From over 6,000 individual responses, the survey found that: 

  • Nearly half wanted the company they worked for to have some kind of commitment to ESG. 
  • One in five have declined a job offer because they felt the company’s ESG standards weren’t good enough. 
  • This above figure was one in three when considering just the 18-24 age range. 
  • Around half of all working adults between 18 and 44 valued their employers’ good ESG record.

Is this surprising?

No, not according to the experts behind the survey. 

Head of ESG at KPMG UK, John McCalla-Leacy, suggested the results reflected waning progress against climate change, despite increasing urgency. 

For the last few years, the COP summits have highlighted this discrepancy. 

“… it is unsurprising that this, and other interrelated ESG considerations, are front of mind for many when choosing who they [young people] will work for,” he said this week.

“By 2025, 75 percent of the working population will be millennials, meaning [companies] will need to have credible plans to address ESG if they want to continue to attract and retain this growing pool of talent.”

Should firms be concerned?

Concerned? Maybe. At the very least, they should give this thought. 

Talent shortages motivated by principles are not something that a company could consider solved after a short burst of attention. It’s the opposite. It’s a new normal. 

What’s more, ESG progress across the corporate world is a mixed bag at best. 

Take, for example, new findings from just across the border in Ireland. There, legal firm William Fry found that only 17% of employers are actually aware of their ESG obligations. 

The report added that even those who know their goals have little appetite for implementing them.

But that’s just Ireland, right?

Yes, but it’s part of a broader game of ‘catch-up’ that businesses struggle with. 

Take new findings from Deloitte at the start of this month.
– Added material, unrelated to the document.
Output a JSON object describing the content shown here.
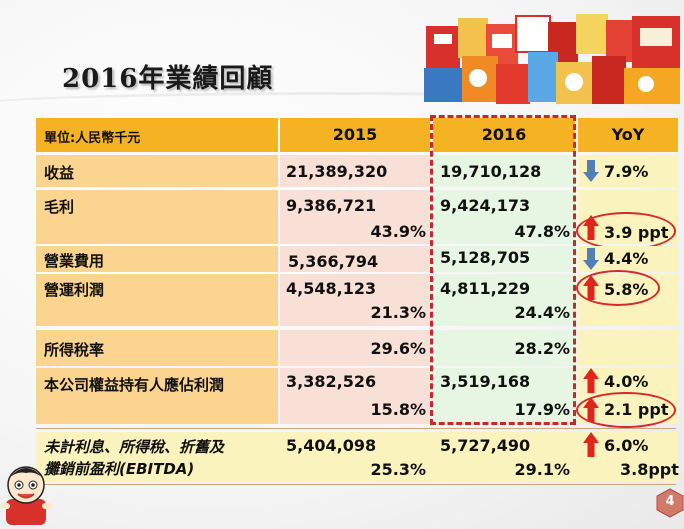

They revealed four in five of the 300 senior finance, and legal firms in the US needed more confidence in their ESG reporting ability. 

Reporting is the primary channel for companies to communicate what progress, if any, they have made.

So what next?

The problem is the cultural divide over climate change (or the broader ESG, depending on the context) between older and younger generations. 

While pre-millennial, less-ESG-minded workers still control many global recruiting efforts, the people they’re trying to win over think differently. 

So, ultimately, the choice is either to please and make life simpler or ignore and face talent shortages.